Saat wabah terjadi di kapal pesiar, platform terapi gen DNA “tanpa jarum” milik Angkatan Darat AS menjadi sorotan.
Oleh: Nicolas Hulscher *
Sementara media massa dengan antusias meliput MV Hondius — sebuah kapal ekspedisi berbendera Belanda yang kini dikarantina di lepas pantai Cape Verde dengan beberapa kasus hantavirus yang terkonfirmasi — hanya sedikit yang menyadari bahwa saat ini terdapat 13 program vaksin dan terapi gen hantavirus yang terdokumentasi dan sedang dalam pengembangan aktif:
- 6 “vaksin” DNA (Angkatan Darat AS / USAMRIID) — banyak di antaranya adalah versi injeksi jet “tanpa jarum”
- 3 “vaksin” mRNA (Moderna + Universitas Korea, tim peneliti Tiongkok, VIDO Kanada)
- 2 vaksin vektor virus (lembaga Inggris + VIDO Kanada)
- 1 vaksin yang dinonaktifkan (Hantavax — sudah berlisensi dan digunakan di Korea Selatan)
- 1 vaksin subunit protein (VIDO Kanada)

Klik di sini untuk melihat gambar yang lebih besar.
Vaksin DNA hantavirus Angkatan Darat AS bukanlah vaksin. Secara harfiah, itu adalah terapi gen DNA plasmid. Masing-masing mengandung DNA melingkar buatan laboratorium (plasmid) yang membawa gen segmen M hantavirus yang mengkode glikoprotein permukaan virus (Gn dan Gc). Ketika disuntikkan (seringkali dengan alat suntik jet tanpa jarum atau alat elektroporasi), sel-sel Anda sendiri menyerap DNA tersebut, membacanya seperti cetak biru, dan mulai memproduksi protein hantavirus patogenik itu sendiri.
Tentu saja, saya TIDAK akan mengantre untuk terapi gen eksperimental tingkat militer yang telah dikembangkan Angkatan Darat selama lebih dari 20 tahun.
Saya lebih memilih mengambil risiko dengan protein alga merah alami Griffithsin : lihat ini .
Situasi kapal pesiar TIDAK seharusnya menjadi pandemi. Namun, dengan keterlibatan besar Organisasi Kesehatan Dunia, media massa yang mengklaim penumpang yang berpotensi terinfeksi kini telah melakukan perjalanan ke berbagai negara , dan adanya 13 vaksin yang sedang dalam pengembangan, tahap awal sedang disiapkan untuk hantavirus sebagai operasi pandemi yang direncanakan berikutnya..

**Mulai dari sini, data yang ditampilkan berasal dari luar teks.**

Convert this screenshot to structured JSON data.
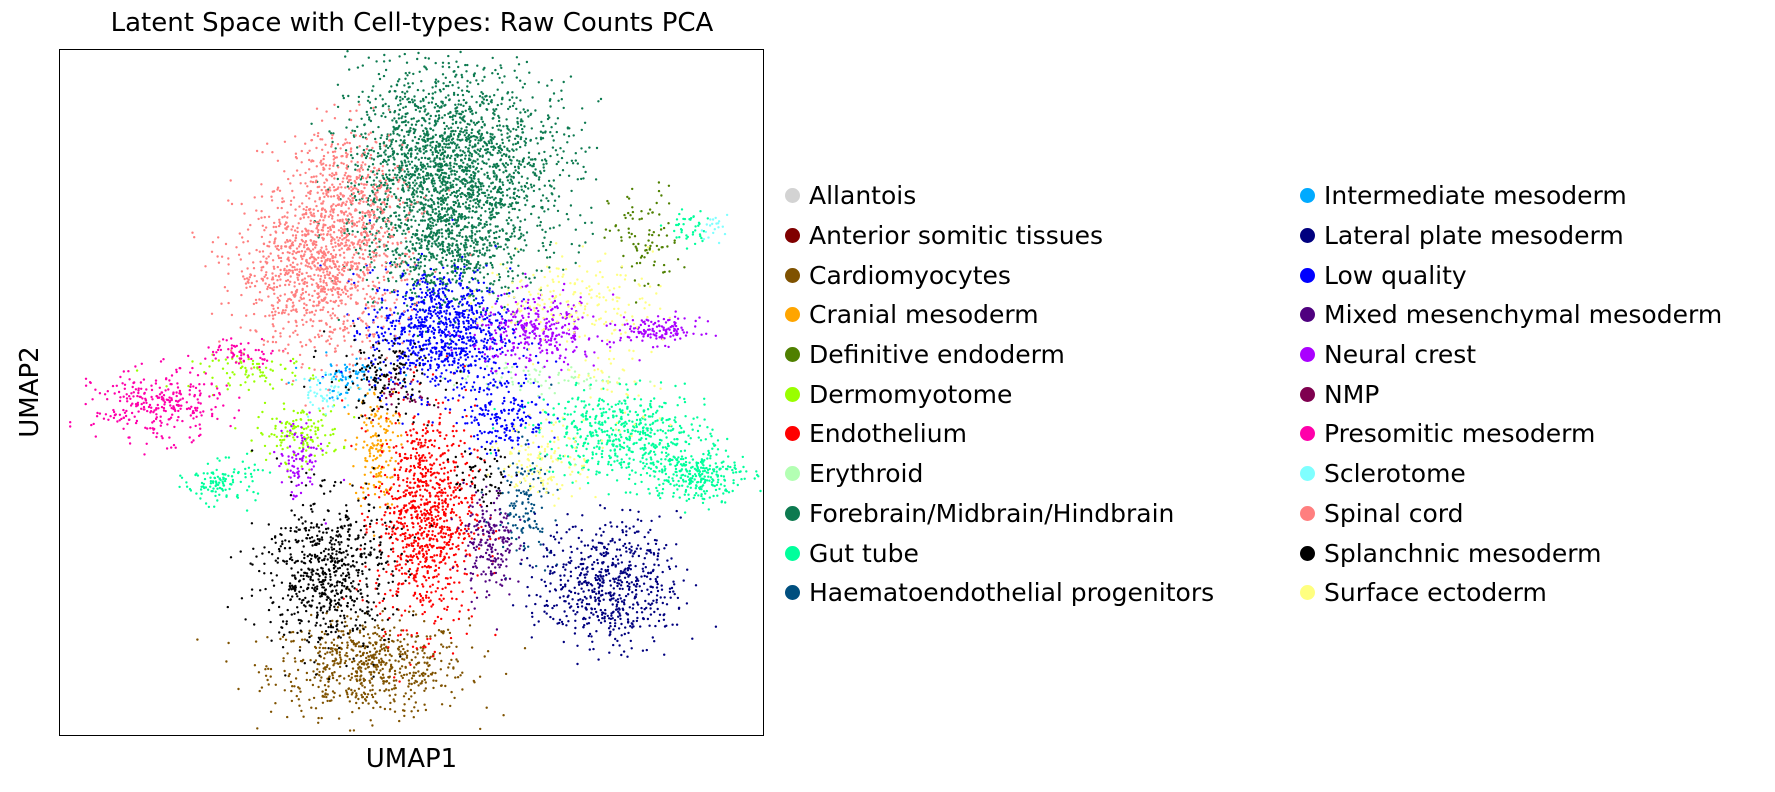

Mungkin situasi hantavirus sedang diperparah karena negosiasi perjanjian pandemi WHO mengalami hambatan besar hanya 5 hari yang lalu. Negara-negara anggota masih belum dapat menyepakati lampiran Akses dan Pembagian Manfaat Patogen (PABS), yang berarti perjanjian pandemi tidak dapat diberlakukan. Hal ini jelas membuat marah Direktur Jenderal WHO Tedros Adhanom Ghebreyesus, yang mendorongnya untuk memperingatkan bahwa pandemi berikutnya adalah “masalah kapan, bukan apakah.”.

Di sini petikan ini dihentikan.